Christs’ Cockchafers Castrate Lawn
Cockchafer beetles savage Christ’s College iconic front lawn
The arrival in Cambridge of a creature named ‘cockchafer’ does not bode well. However, the male population may sleep soundly tonight: cockchafers, a type of beetle, are interested in one thing only- grass.
The entirety of Christ's College First Lawn has been savaged by the mini-beasts.
Until recently, it was one of the most beautiful lawns in Cambridge, with the iconic round turf once a favourite haunt of Charles Darwin.
After the attack, all that remained was a mass of large brown patches.

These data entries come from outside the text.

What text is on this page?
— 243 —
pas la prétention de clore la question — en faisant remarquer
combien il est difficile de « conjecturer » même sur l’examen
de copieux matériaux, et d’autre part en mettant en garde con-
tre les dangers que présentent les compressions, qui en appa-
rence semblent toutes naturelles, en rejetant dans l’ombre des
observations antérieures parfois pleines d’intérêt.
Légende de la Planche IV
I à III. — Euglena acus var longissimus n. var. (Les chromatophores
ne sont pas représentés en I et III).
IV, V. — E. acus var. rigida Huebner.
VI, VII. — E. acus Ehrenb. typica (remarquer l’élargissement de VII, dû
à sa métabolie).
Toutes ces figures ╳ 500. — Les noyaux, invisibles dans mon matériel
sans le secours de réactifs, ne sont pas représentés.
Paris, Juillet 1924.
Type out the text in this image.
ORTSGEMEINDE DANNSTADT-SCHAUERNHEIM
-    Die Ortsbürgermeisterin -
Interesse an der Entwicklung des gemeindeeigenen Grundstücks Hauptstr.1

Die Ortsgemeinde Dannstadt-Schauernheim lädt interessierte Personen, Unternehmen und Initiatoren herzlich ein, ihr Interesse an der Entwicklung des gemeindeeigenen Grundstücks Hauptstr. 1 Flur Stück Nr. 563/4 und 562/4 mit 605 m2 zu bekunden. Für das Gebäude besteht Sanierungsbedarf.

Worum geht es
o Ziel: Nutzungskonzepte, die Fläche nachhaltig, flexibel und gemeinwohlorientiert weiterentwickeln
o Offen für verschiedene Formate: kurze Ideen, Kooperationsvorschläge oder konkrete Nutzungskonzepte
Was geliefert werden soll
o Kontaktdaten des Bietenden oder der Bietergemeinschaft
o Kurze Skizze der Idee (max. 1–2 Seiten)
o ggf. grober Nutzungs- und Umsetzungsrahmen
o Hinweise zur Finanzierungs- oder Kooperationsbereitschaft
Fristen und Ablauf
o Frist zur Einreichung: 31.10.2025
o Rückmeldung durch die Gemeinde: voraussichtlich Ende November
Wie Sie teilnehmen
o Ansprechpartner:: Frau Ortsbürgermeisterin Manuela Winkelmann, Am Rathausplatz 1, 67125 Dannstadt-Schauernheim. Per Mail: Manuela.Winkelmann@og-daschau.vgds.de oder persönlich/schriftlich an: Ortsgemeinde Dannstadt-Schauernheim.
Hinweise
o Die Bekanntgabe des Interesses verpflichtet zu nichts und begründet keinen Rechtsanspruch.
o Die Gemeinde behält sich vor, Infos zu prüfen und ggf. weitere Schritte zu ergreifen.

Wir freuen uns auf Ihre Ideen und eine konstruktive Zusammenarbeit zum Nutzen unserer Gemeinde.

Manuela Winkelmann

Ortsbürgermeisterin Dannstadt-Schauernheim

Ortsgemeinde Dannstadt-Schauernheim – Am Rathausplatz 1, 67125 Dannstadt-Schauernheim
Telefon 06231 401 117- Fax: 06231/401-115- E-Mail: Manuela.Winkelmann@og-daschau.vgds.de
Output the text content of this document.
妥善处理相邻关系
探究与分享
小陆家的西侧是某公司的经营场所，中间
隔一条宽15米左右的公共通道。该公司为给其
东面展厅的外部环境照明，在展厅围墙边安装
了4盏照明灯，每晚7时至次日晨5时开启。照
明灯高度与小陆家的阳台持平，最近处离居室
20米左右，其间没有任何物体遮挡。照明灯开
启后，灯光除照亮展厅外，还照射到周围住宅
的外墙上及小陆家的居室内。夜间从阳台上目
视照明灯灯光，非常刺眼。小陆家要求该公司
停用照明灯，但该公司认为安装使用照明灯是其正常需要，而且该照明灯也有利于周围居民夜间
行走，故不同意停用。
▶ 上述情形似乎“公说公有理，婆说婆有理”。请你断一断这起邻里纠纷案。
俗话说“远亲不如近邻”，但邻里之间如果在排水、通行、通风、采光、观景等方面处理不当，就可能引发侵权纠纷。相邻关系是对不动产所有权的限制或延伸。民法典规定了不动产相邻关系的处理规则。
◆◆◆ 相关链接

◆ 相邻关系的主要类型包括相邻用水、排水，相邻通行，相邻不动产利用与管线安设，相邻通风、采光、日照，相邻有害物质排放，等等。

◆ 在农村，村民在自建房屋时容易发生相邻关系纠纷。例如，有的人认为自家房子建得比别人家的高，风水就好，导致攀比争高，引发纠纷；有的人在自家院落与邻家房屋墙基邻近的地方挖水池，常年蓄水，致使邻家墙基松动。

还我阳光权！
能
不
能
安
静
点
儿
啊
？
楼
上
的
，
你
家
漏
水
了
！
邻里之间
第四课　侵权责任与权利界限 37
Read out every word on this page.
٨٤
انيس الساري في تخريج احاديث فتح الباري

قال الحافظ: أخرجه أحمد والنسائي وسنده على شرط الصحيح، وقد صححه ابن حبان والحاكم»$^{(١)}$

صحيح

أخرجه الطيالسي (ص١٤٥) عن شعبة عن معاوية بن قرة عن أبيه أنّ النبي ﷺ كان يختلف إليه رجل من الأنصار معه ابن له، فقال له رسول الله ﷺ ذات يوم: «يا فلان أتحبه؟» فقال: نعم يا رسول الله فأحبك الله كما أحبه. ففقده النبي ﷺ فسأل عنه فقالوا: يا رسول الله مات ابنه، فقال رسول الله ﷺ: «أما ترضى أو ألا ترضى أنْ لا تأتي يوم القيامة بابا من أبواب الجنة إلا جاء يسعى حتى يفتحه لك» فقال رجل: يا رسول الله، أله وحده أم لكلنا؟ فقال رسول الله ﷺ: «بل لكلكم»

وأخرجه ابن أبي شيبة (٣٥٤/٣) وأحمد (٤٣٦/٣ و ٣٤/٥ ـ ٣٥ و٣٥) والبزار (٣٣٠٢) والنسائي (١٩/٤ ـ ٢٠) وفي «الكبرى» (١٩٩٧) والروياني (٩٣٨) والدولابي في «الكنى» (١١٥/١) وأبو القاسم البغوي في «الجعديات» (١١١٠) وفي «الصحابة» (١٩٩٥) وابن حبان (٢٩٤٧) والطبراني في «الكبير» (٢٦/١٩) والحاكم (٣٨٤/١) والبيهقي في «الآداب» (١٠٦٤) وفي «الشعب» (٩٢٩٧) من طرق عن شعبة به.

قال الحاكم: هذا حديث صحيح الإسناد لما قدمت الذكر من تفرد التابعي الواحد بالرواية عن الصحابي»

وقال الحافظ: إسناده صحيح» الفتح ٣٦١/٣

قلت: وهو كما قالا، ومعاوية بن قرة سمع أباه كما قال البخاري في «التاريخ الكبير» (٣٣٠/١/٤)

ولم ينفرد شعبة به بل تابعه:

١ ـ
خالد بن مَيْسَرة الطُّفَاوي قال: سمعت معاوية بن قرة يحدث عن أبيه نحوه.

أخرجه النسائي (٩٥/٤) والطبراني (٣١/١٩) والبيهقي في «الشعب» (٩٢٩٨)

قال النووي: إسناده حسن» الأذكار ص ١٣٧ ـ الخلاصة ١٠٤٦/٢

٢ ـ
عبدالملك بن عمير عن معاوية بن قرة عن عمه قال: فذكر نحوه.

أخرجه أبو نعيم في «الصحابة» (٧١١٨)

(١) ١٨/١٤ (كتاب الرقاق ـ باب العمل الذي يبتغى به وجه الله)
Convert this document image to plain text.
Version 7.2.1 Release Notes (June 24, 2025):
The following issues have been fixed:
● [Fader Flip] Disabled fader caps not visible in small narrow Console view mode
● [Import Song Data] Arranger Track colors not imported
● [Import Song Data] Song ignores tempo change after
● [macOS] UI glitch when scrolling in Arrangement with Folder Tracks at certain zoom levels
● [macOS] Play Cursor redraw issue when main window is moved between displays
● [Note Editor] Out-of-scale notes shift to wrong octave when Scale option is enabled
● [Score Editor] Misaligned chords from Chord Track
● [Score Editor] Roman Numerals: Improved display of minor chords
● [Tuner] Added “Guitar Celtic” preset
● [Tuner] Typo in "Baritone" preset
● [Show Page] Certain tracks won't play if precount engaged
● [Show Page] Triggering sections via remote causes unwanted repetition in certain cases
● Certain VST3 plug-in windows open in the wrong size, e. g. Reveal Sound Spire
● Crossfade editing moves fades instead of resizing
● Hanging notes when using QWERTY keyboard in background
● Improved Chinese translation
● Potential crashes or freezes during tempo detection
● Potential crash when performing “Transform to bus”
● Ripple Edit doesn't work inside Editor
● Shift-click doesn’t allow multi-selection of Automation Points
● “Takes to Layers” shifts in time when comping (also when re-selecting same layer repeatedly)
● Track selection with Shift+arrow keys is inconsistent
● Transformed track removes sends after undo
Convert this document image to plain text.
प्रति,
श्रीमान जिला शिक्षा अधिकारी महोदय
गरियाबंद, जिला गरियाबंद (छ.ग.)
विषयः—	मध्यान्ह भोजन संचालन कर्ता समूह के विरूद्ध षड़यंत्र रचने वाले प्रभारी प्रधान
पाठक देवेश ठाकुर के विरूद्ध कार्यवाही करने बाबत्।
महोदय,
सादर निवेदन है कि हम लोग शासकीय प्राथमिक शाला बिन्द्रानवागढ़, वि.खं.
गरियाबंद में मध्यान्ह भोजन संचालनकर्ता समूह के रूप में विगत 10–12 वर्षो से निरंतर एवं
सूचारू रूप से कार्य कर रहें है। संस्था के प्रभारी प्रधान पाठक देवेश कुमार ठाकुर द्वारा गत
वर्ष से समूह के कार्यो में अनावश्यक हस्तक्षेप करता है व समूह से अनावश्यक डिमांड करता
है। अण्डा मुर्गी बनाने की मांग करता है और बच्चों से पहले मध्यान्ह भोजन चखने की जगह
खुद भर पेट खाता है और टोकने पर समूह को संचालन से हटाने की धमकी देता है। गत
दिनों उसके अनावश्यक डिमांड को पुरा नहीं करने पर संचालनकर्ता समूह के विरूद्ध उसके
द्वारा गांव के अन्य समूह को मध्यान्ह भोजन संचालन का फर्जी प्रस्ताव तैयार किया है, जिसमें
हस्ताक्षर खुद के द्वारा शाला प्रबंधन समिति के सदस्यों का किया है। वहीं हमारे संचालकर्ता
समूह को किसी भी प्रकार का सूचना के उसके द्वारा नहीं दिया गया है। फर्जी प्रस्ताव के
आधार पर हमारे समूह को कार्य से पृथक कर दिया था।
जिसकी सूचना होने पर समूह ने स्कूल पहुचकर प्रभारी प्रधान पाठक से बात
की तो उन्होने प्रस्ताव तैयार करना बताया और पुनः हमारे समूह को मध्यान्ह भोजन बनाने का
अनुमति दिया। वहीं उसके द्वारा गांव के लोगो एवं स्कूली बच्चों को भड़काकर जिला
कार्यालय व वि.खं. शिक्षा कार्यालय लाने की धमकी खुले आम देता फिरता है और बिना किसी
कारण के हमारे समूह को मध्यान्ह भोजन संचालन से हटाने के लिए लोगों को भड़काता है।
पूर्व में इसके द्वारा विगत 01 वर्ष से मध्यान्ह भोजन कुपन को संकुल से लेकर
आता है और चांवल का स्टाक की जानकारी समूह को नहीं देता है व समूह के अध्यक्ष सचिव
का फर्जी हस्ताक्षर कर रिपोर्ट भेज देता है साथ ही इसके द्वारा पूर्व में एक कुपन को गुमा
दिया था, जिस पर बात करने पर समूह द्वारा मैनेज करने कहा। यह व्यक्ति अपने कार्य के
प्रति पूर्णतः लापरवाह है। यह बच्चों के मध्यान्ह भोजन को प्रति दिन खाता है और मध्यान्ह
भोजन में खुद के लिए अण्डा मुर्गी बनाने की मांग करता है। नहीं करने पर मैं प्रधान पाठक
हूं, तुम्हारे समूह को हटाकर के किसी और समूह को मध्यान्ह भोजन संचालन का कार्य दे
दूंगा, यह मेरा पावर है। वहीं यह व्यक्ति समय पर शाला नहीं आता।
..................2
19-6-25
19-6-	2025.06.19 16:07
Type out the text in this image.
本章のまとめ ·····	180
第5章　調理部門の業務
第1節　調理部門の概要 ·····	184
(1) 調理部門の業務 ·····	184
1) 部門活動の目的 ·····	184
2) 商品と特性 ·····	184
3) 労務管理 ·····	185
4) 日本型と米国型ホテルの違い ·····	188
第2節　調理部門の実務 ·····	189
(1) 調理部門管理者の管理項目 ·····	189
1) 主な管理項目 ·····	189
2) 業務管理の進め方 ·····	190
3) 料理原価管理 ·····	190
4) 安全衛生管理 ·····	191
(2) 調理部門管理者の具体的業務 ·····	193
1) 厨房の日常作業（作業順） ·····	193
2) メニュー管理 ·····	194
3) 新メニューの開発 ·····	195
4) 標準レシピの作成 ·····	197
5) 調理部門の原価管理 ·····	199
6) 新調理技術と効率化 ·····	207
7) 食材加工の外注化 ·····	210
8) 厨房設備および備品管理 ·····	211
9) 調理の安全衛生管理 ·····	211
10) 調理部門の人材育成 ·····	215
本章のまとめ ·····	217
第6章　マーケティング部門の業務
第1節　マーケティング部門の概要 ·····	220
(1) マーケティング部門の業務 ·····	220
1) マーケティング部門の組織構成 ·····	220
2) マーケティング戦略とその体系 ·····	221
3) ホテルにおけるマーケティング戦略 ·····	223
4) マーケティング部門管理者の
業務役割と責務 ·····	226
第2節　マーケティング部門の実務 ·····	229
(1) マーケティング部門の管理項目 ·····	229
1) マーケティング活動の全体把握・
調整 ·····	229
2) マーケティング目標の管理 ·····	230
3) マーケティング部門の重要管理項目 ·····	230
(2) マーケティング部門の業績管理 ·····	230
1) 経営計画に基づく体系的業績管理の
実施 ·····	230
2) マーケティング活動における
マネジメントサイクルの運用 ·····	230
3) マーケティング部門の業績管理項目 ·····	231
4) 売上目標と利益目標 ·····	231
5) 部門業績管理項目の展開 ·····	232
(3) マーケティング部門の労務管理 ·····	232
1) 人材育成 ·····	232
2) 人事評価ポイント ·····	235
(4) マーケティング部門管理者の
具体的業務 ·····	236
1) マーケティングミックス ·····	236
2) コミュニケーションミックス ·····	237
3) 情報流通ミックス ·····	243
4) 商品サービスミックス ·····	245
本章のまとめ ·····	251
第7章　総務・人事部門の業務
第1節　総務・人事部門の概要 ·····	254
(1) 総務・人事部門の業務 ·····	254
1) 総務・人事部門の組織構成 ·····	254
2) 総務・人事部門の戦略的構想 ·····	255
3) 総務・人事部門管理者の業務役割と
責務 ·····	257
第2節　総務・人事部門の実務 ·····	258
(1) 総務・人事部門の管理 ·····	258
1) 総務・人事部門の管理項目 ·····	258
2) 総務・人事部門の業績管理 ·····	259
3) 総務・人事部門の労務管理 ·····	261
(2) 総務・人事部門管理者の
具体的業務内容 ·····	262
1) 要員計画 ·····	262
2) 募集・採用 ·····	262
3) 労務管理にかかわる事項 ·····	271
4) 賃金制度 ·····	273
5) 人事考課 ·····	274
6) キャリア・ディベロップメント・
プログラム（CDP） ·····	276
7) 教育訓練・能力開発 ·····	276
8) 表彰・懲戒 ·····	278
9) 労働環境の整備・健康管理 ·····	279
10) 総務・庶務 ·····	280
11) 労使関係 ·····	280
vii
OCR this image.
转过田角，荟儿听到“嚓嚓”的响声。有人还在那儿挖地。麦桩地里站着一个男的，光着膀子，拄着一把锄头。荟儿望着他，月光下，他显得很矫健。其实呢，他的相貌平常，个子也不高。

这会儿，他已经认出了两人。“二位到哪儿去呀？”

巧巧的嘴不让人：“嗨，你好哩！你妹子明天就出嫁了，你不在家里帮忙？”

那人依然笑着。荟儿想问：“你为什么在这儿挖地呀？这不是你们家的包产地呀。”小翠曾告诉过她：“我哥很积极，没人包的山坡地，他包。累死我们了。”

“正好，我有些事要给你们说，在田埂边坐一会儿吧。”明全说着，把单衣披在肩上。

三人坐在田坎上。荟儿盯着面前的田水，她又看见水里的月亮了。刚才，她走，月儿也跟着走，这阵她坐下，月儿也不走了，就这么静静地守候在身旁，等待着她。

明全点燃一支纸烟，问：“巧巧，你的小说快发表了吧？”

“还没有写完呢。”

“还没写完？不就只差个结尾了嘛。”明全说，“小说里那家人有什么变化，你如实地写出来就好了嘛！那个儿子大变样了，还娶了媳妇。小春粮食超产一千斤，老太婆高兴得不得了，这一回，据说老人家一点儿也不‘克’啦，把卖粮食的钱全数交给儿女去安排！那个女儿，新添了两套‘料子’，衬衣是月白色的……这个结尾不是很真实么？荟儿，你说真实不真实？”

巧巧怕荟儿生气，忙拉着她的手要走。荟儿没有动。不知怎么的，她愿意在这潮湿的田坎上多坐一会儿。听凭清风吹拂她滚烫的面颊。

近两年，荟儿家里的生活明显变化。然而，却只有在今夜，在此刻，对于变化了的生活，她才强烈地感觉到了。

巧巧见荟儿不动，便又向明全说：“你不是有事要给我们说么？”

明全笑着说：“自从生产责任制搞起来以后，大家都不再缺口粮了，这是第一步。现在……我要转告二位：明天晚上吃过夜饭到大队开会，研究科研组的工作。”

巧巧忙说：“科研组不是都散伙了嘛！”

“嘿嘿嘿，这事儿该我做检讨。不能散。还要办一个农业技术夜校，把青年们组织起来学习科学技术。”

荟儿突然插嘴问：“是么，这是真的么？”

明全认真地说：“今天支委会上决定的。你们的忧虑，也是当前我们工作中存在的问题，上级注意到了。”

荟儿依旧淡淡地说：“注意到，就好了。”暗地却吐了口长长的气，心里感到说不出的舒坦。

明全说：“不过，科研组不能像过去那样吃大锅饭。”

Chaos ensued, leaving the college in a state of “distress” according to deputy chief gardener, Lottie Collis.
Collis told The Tab the “awful” appearance of the lawn has had a “devastating” effect on the population of Christ’s.
Fear continues to grip College staff who are exhausting resources to eradicate the "horrible little things".
Over the past two years, Christs’ gardeners have tried method after method.
When pesticides and birds failed, they introduced flesh-eating Nematode worms.
Despite sounding like an alien race, the Nematodes were no match for the vicious cockchafers, who lie dormant under the ground until late spring, when they surface and feast on the foliage of plants and trees.
Dr Geoffrey Ingham, honorary garden steward at Christ's, says cockchafers, or Phyllopertha Horticola, can "survive in grassland for many years".
This is also bad news for colleges such as St John's and St Catherine's, where the beetles have already begun causing further problems.
A team of gardeners was eventually called in to tear up the whole of Christ’s 1,740 square foot lawn.
Collis claims that, after reseeding, the lawn is "looking a bit greener now. We're all hoping they'll be gone for good".
However, only time will tell if the gardeners have finally found the method to protect Cambridge from the wrath of the Cockchafers.